È un riferimento ai tanti brand che in questi giorni si stanno unendo al coro per “lavare” (il termine che si usa in gergo è l’inglese washing) la propria immagine. Come è successo alla National Football League (Nfl), che dopo la morte di George Floyd ha pubblicato un messaggio di cordoglio, attirando le critiche di chi la accusa di essere una lega fatta da conservatori, maschi, bianchi, che non fa nulla per contrastare comportamenti discriminatori nei confronti delle minoranze.

Stesso discorso per Amazon o L’Oreal. Come ha scritto Alex Jung in un articolo pubblicato su Vulture: «Solo un paio di mesi fa Amazon ha organizzato una campagna diffamatoria e licenziato uno dei suoi lavoratori, Chris Smalls, per aver chiesto condizioni più sicure sul luogo di lavoro. Mentre L’Oreal ha interrotto il suo rapporto con la modella Munroe Bergdorf dopo che questa si era schierata contro la marcia di suprematisti bianchi a Charlottesville nel 2017. Una parola che descrive tutto questo è ipocrisia».

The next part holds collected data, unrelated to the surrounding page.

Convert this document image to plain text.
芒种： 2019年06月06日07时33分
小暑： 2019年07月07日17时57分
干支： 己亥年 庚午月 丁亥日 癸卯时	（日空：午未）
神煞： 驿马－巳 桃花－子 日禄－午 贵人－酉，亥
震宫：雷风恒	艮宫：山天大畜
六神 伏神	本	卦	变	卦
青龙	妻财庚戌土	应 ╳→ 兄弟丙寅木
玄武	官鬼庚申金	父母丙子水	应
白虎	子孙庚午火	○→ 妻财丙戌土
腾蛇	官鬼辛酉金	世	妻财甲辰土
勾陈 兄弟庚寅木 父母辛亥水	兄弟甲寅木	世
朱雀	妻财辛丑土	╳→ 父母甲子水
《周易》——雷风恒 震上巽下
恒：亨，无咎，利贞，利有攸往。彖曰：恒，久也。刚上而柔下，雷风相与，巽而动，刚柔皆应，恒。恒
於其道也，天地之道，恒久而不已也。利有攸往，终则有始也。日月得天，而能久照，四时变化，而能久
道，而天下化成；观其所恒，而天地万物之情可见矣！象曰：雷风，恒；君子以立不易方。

Il brand activism negli ultimi anni è diventato sempre più frequente, rendendo difficile una distinzione tra aziende virtuose e quelle che vogliono solo cavalcare l’onda dell’entusiasmo popolare con degli slogan di plastica.

«L’aspetto positivo – conclude il professor Castaldo – è che per paura di risultare incoerenti molte aziende finiscano per adeguarsi agli slogan che pronunciano. In questo modo la competizione per il brand più virtuoso si sposta sul piano concreto, e non solo a parole».